Era hora punta en Madrid, con un calor asfixiante de casi cuarenta grados. Los conductores perdían la paciencia: el atasco llevaba ya media hora, y todo por culpa de un enorme mastín del Pirineo tumbado en medio de la carretera.
El perro parecía una roca. No se movía, ni reaccionaba a los cláxones. Solo miraba fijamente los coches que pasaban, como si estuviera protegiendo algo.
Un conductor, sudando y nervioso, gritó por la ventana:
¡Ese es un mastín del Pirineo! ¡Puede partirte en dos! ¿Quién se va a acercar? ¡Llamad a la policía!
Nadie se atrevía. Dos coches chocaron al intentar esquivarlo cristales rotos, parachoques destrozados, palabrotas. Pero el perro seguía ahí.

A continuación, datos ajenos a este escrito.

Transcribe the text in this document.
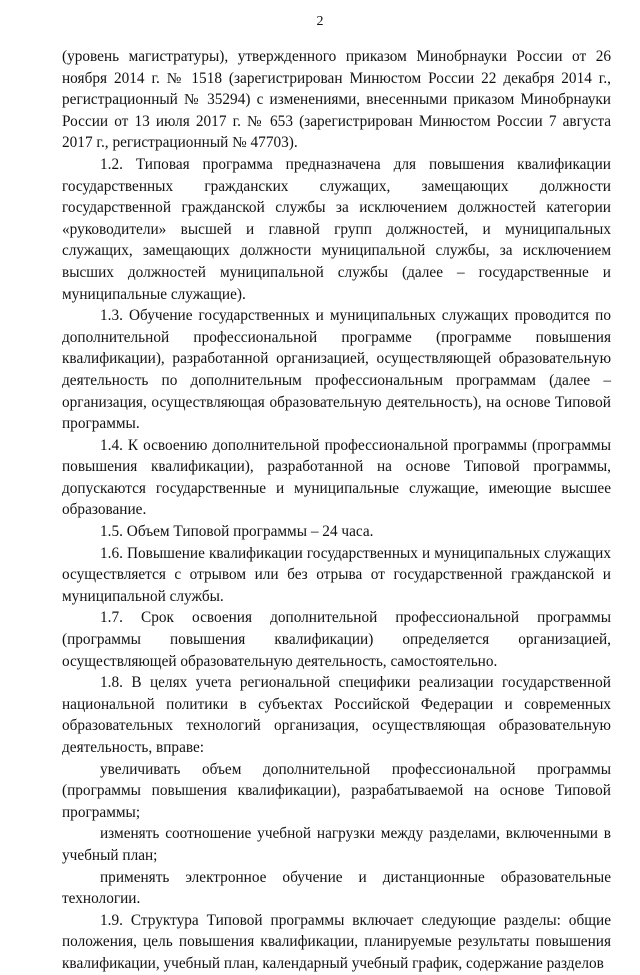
2

(уровень магистратуры), утвержденного приказом Минобрнауки России от 26 ноября 2014 г. № 1518 (зарегистрирован Минюстом России 22 декабря 2014 г., регистрационный № 35294) с изменениями, внесенными приказом Минобрнауки России от 13 июля 2017 г. № 653 (зарегистрирован Минюстом России 7 августа 2017 г., регистрационный № 47703).

1.2. Типовая программа предназначена для повышения квалификации государственных гражданских служащих, замещающих должности государственной гражданской службы за исключением должностей категории «руководители» высшей и главной групп должностей, и муниципальных служащих, замещающих должности муниципальной службы, за исключением высших должностей муниципальной службы (далее – государственные и муниципальные служащие).

1.3. Обучение государственных и муниципальных служащих проводится по дополнительной профессиональной программе (программе повышения квалификации), разработанной организацией, осуществляющей образовательную деятельность по дополнительным профессиональным программам (далее – организация, осуществляющая образовательную деятельность), на основе Типовой программы.

1.4. К освоению дополнительной профессиональной программы (программы повышения квалификации), разработанной на основе Типовой программы, допускаются государственные и муниципальные служащие, имеющие высшее образование.

1.5. Объем Типовой программы – 24 часа.

1.6. Повышение квалификации государственных и муниципальных служащих осуществляется с отрывом или без отрыва от государственной гражданской и муниципальной службы.

1.7. Срок освоения дополнительной профессиональной программы (программы повышения квалификации) определяется организацией, осуществляющей образовательную деятельность, самостоятельно.

1.8. В целях учета региональной специфики реализации государственной национальной политики в субъектах Российской Федерации и современных образовательных технологий организация, осуществляющая образовательную деятельность, вправе:

увеличивать объем дополнительной профессиональной программы (программы повышения квалификации), разрабатываемой на основе Типовой программы;

изменять соотношение учебной нагрузки между разделами, включенными в учебный план;

применять электронное обучение и дистанционные образовательные технологии.

1.9. Структура Типовой программы включает следующие разделы: общие положения, цель повышения квалификации, планируемые результаты повышения квалификации, учебный план, календарный учебный график, содержание разделов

Enorme, blanco, con una mirada penetrante.
De repente, la puerta de un Seat viejo se abrió. Un hombre alto y delgado, con camisa blanca claramente un oficinista respiró hondo y se acercó al mastín. Todos contenían la respiración.
El perro se levantó. Lentamente. Patas poderosas, lomo peludo. Se irguió sobre sus patas traseras. Alguien en un coche gritó:
¡Se acabó! ¡Lo va a matar!
El hombre cerró los ojos de miedo, pero entonces vio algo horrible.
Retrocedió, pero notó algo: el vientre del perro estaba hinchado, pesado. Estaba embarazada. Sus patas temblaban. Sus ojos ya no eran feroces, sino llenos de dolor.
Dio un paso adelante, extendiendo la mano con cuidado. Y pasó algo increíble: el mastín se arrodilló suavemente ante él, apoyando el hocico en su palma.
El hombre se volvió hacia los conductores y gritó:
¡Está mal! No es agresiva, solo ¡no puede seguir!
Alguien llamó a un veterinario. Otro salió con una botella de agua. La gente se acercó con trapos, almohadas, hasta un paraguas. En una hora, subieron con cuidado al mastín a un coche, y la carretera quedó libre.
Pero la historia no terminó ahí.
Tres semanas después, el mismo hombre, el que se había acercado primero, recibió una carta. Dentro había una foto: cinco cachorros blancos como la nieve en un refugio acogedor.
Al dorso decía:
«Ella sobrevivió. Y está agradecida. Los cachorros esperan a su héroe. Si quieres a alguno, solo dilo. Hemos llamado a uno como tú.»